Restrict MailingProvider data table to one row per action
Open, Needs TriagePublic

Description

The civicrm_mailing_provider table is 100GB.

The table is used

  • by @EYener for data analysis
  • by DS & Major gifts to see what emails people have been sent (MG have requested it be more searchable)

One feature of this table is it often stores multiple Opens etc for the same mailing - this seems to annoy most people & take up disk space. This phab is to consider only having one row per action

When we write to this table we use

 INSERT IGNORE INTO civicrm_mailing_provider_data
(`contact_identifier`, `mailing_identifier`, `email`, `event_type`, `recipient_action_datetime`, `contact_id`)

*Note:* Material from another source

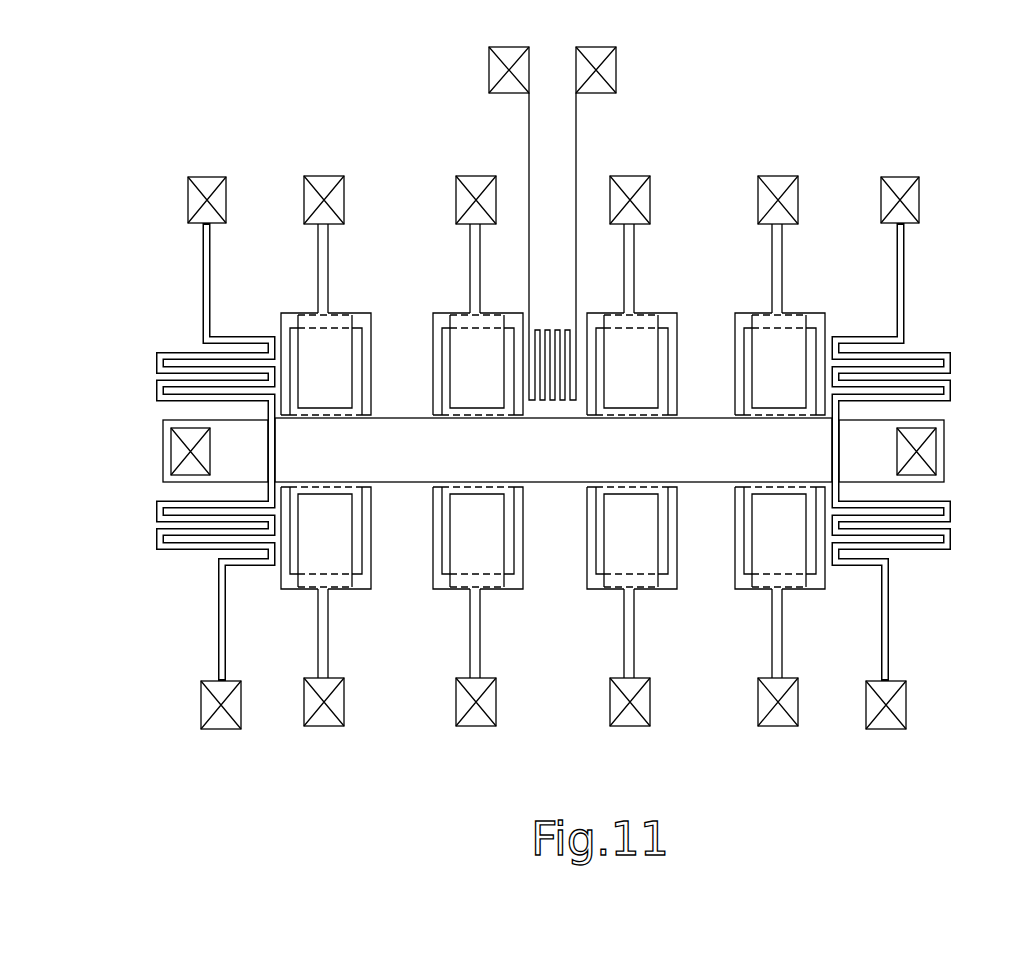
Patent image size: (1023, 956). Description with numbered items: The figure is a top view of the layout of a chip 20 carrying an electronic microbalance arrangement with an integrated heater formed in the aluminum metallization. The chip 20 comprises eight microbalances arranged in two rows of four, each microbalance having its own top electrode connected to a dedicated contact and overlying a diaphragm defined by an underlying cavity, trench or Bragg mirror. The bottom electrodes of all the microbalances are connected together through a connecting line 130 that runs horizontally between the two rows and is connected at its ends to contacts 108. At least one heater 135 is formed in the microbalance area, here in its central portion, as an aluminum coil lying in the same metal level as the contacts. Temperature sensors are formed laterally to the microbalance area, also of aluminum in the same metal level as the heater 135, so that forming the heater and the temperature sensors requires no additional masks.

And any row where contact_identifier + recipient_action_datetime + event_type is unique will be inserted

We could consider changing that uniqueness check or having a follow up process to remove duplicates

Question - perhaps mostly for @EYener - are there times when the duplicates are good / needed - e.g could it be 2 sends? Would a uniqueness check on

contact_identifier + mailing_identifier + event_type

work instead? I assume that would prioritise the earliest

Event Timeline

Cool! The uniqueness check suggested sounds good and beneficial to me. I would like to double check and make sure that it captures the first event occurrence.

  • Would it be possible to get an event record total count? IE, if the contact identifier + event + mailing identifier has multiple instances (of opens, say) could there be a counter? I'm not sure this is necessary or requested, but for curiosity.
  • I don't think there would be multiples on the sent or received event - this probably only happens on the open but I would have to check
  • Does this table impact any others? I'm thinking specifically of civicrm.civicrm_mailing or civicrm.civicrm_mailing_stats. I'm not sure how civicrm.civicrm_mailing_stats gets populated, but if it is utilizing the mailing_provider table to roll up metrics this would impact other metrics as well.